In Betracht kommen für ein (Verkaufs)verbot Verstösse gegen die Pornographistrafnormen [1] , das Verbot von Gewaltdarstellungen [2] sowie nicht heilbare Verstösse gegen die Angebotszulässigkeit [3]

Pornographie ist nach Ansicht des BGH (St 23,44; 37,55) :

„Als pornographisch ist eine Darstellung anzusehen, wenn sie unter Ausklammerung aller sonstigen menschlichen Bezüge sexuelle Vorgänge in grob aufdringlicher, anreisserischer Weise in den Vordergrund rückt und in ihrer Gesamttendenz ausschliesslich oder überwiegend auf das lüsterne Interesse des Betrachters an sexuellen Dingen abzielt.“

Dabei gilt, dass gem. § 184g StGB nur diejenigen sexuellen Handlungen strafrechtlich relevant sind, die für „das jeweilige Rechtsgut von einiger Erheblichkeit sind“.

Nach Schweizer Ansicht liegt eine pornographische Wirkung auf den Menschen vor, wenn: „[...] das pornographische Erzeugnis nach objektiver Gesichtspunkten geeignet ist, ein sexuelles Aufreizen oder eine geschlechtliche Erregung beim Adressaten auszulösen.“

Diese „objektiven Gesichtspunkte“ wurden von KOLLER recht gut zusammengefasst, so fallen etwa Darstellungen von Oral-, Anal- und Vaginalverkehr, Selbstbefriedigung wie auch Erektionen und die Spreizung von Vagina und Anus unter die Pornographieeigenschaft. [4]

Selbst bei aller grösstem Bemühen, Strafbarkeit zu konstruieren, wird man zur Klassifikation eines Mediums als Pornographisch also regelmässig nicht darum herum kommen, Penisse, Vaginas und/oder Penetrationen sehen zu müssen. Nackte Brüste reichen dafür alleine jedenfalls eindeutig nicht. [5]

Anhaltspunkte dafür, dass Spielinhalte pornographisch sind, ergaben sich auch nach sorgfältiger und gründlicher Prüfung nicht. Das „höchste der Gefühle“ ist der nackte Körper von Alpha Hyakugojûni (ja, das L. Kann japanisch Zählen, zur Not sogar bis 999^^), wobei der Schambereich nicht anatomisch korrekt ausgebildet wurde, primäre Geschlechtsorgane sind nicht zu sehen.

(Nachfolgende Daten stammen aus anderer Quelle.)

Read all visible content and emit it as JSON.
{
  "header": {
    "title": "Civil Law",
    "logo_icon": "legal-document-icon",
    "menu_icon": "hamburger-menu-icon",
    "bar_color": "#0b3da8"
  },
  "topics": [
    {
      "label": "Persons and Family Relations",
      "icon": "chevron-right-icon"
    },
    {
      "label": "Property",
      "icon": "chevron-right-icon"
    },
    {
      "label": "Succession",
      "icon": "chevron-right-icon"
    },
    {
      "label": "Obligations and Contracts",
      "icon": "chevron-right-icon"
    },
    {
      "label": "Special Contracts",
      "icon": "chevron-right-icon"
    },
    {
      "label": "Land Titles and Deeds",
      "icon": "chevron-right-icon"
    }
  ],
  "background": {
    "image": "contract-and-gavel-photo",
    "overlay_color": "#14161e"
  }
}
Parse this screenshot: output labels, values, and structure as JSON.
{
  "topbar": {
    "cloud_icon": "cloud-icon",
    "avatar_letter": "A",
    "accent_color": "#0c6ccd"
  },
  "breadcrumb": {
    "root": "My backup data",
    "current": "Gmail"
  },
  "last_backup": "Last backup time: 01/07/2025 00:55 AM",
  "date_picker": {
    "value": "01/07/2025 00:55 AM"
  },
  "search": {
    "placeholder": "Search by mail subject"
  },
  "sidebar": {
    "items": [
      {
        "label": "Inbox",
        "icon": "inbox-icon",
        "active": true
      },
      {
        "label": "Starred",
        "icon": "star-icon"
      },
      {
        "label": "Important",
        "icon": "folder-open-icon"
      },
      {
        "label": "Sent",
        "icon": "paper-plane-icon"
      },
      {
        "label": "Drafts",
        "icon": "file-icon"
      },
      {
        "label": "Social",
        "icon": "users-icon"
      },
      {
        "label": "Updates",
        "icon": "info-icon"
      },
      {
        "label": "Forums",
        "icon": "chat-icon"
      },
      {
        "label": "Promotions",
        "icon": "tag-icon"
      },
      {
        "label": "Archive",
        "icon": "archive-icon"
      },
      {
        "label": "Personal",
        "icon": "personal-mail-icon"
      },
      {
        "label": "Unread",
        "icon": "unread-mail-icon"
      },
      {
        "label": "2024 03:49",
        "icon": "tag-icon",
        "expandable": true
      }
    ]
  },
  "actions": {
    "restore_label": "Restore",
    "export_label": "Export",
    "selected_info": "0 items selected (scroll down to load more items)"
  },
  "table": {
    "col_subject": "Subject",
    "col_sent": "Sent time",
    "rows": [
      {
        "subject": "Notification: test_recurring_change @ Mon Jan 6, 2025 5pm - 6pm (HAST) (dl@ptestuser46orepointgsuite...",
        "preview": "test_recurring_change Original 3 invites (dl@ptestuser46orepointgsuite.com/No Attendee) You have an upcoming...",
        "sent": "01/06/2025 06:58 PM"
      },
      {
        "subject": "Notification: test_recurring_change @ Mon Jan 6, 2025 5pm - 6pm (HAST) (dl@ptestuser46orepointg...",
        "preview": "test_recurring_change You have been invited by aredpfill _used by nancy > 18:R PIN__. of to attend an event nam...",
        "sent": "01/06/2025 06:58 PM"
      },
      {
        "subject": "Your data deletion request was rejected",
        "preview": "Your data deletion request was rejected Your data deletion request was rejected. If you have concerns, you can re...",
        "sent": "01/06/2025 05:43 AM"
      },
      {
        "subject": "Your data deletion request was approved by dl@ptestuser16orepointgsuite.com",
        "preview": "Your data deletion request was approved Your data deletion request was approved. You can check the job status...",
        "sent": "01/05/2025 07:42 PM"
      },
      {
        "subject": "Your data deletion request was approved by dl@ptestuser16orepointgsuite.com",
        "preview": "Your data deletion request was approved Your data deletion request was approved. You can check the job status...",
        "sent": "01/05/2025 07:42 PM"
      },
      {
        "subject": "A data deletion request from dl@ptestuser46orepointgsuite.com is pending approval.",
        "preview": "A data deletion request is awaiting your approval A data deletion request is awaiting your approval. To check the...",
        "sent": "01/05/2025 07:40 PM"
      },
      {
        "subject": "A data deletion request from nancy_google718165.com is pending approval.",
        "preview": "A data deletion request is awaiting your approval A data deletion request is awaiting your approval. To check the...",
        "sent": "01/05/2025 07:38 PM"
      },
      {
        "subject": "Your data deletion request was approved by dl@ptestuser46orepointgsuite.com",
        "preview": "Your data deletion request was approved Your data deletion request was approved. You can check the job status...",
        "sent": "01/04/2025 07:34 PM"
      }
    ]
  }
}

Was die sogenannte „Brutalo-Norm“ [6] angeht, so verweist das L. auf das bereits gesagte in seinem Blogeintrag <<„Killerspiele“ die 42.>> respektive die dortigen Zitate von KOLLER et al. zum Thema. Auch wenn Hayate nicht gerade unblutig tötet, ist sein Wirken noch weit davon entfernt, „unmenschlich“, „grausam gewalttätig“ oder gar „folterähnlich“ zu sein, als das sie dem Spiel im ganzen strafrechtlich angelastet werden könnte. Dasselbe gilt für Hayabusa, was die Hindenburg/Flugzeugszene angeht und erst recht für die sonstigen Handgreiflichkeiten innerhalb wie ausserhalb der Story.

Bleibt noch die telemediale Unzulässigkeit abzuhandeln.

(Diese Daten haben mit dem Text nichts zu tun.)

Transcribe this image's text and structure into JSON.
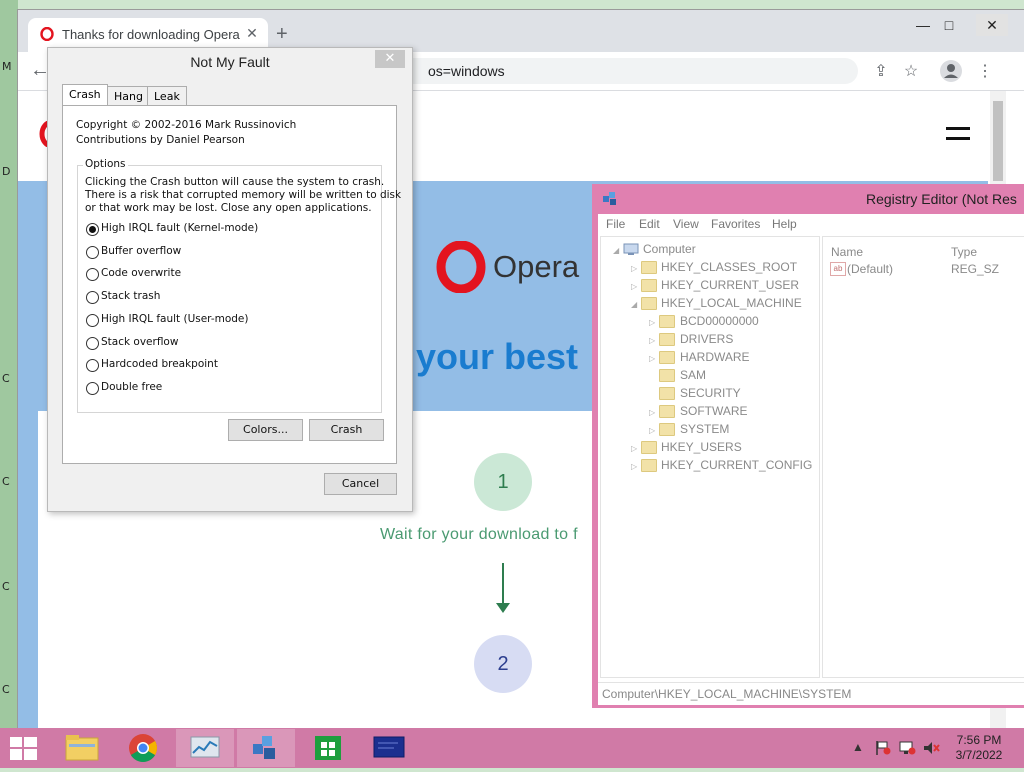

Art. 4 Abs. 1 Ziff. 9 JMStV ist m.E stark restriktiv auszulegen. Dies ergibt sich einerseits aus Art. 2 Abs. 1 i.v mit Art 5 Abs. 3 und Art. 19 Abs. 2 GG (Die Kunstfreiheit darf in ihrem Wesensgehalt auch nicht durch gesetzliche Bestimmungen zum Schutz der Jugend angetastet werden, und jeder hat das Recht auch „jugendgefährdende“ Kunst zu schaffen.) andererseits aus der Tatsache, das der JMStV Nebenstrafrecht darstellt, welches damit (auch) den Grundsätzen des Hauptstrafrechts unterworfen ist. Daher muss der JMStV (respektive dessen Auslegung) auch dem Anspruch von § 184g StGB genügen, welcher eigentlich gerade eine Absage an Moralstrafrecht in sexuellen Belangen im allgemeinen und bei der Pornographie im Besonderen darstellen soll.

(Man kann die analoge Anwendbarkeit alternativ auch auf Art. 31 GG stützen, weil Staatsverträge jeweils zwischen den Parteien, i.d.R also international, nicht aber supranational wirken. Zwischen Ländern bleibt daher auch ein „Staats“-Vertrag Landesrecht, und wird nicht de jure Bundesrecht, auch wenn er de facto (sofern ordentlich ratifiziert) im gesamten Bundesgebiet angewandt werden kann.)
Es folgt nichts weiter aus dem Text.